Specter

Irina Korina

2013
In storage

Keywords

About the work

Irina Korina is an artist and set designer and a sophisticated producer of total installations assembled from parts of the everyday environment and echoes of collective memory. Her first major project, Urangst, was presented in 2003 at XL Gallery. Korina carefully directs the constructed environment, building a dramaturgy and systematically immersing the audience in a surrealistic whirlwind of sensations and emotions. The main working material is ubiquitous cheap finishing textures, fabrics, tablecloths and oilcloths, plastic cladding, siding, Styrofoam, and so on. Spectacular garish ornamentation and kitsch embellishment play an important role. Korina's installations are full of carnival‑like madness and a deliberate pretentiousness of various aesthetics.
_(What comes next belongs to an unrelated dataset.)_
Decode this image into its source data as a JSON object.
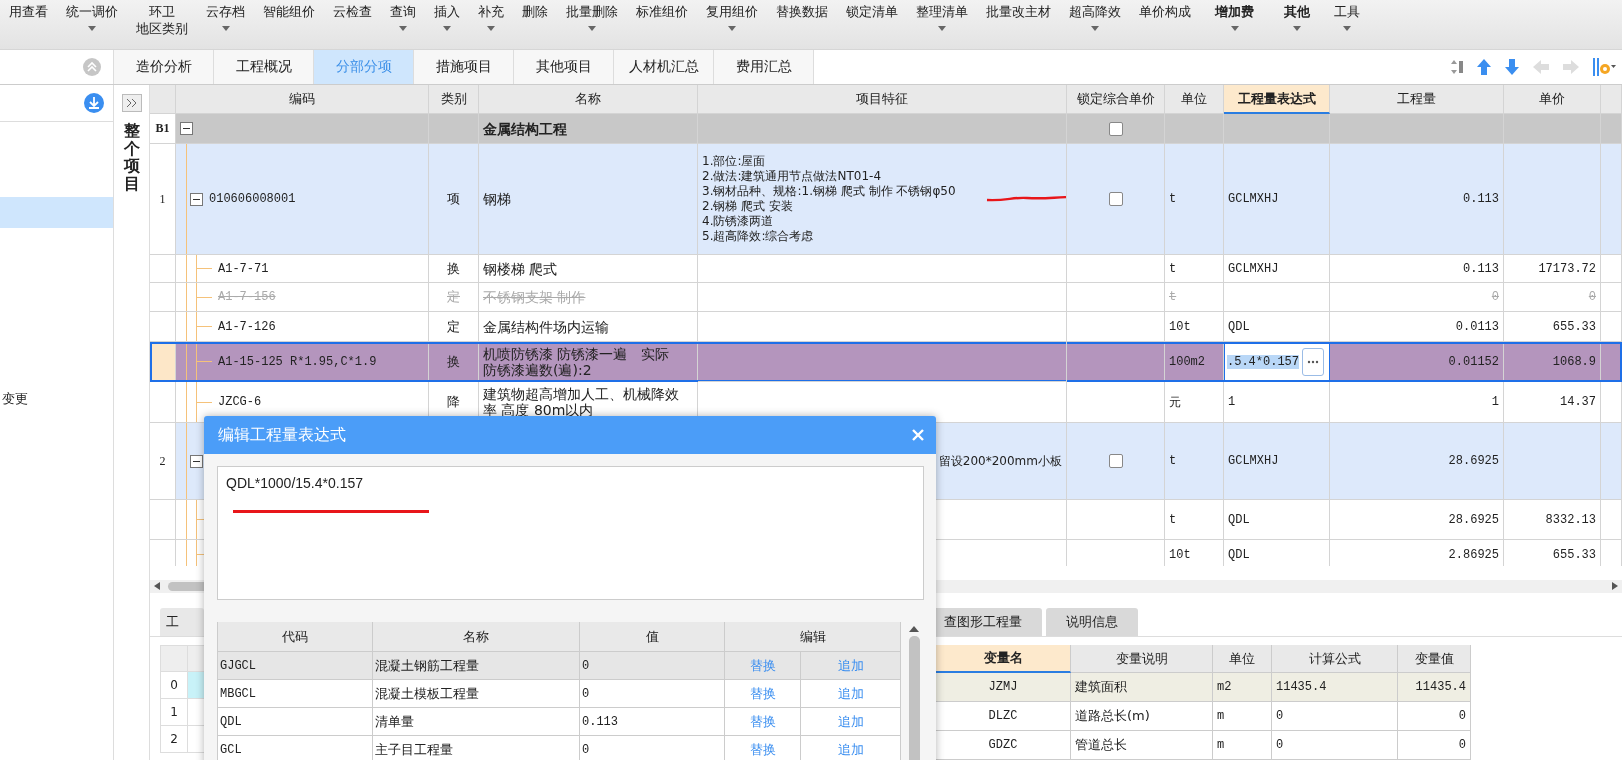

Spectrum (2013) is one of a number of bas‑relief objects that were created outside a series and are characterized by their compact size. The multilayered structure of the work is filled with references to football themes and national motifs. The object is assembled from fragments of the club symbols of Zenit, Arsenal, and Lokomotiv, which are intertwined with traditional Russian scarves. Irina Korina offers a reflection on the concept of national pride: its nature, origins, and how pride “in our own” transforms into hostility and aggression.

About the artist

  • Irina Korina

    Year of birth: 1977
    • GND 140864709
    • VIAF 107840992
    Irina Korina was born in Moscow. She graduated from the Faculty of Stage Design at the Russian Academy of Theatrical Art (GITIS) and the Institute of Contemporary Art (Moscow), also studying at the Academy of Fine Arts Vienna. She took part in the 53rd (Russian Pavilion, 2009) and 57th Venice Biennale (main project, 2017). She is a recipient of the Innovation Prize in the nomination New Generation (2015).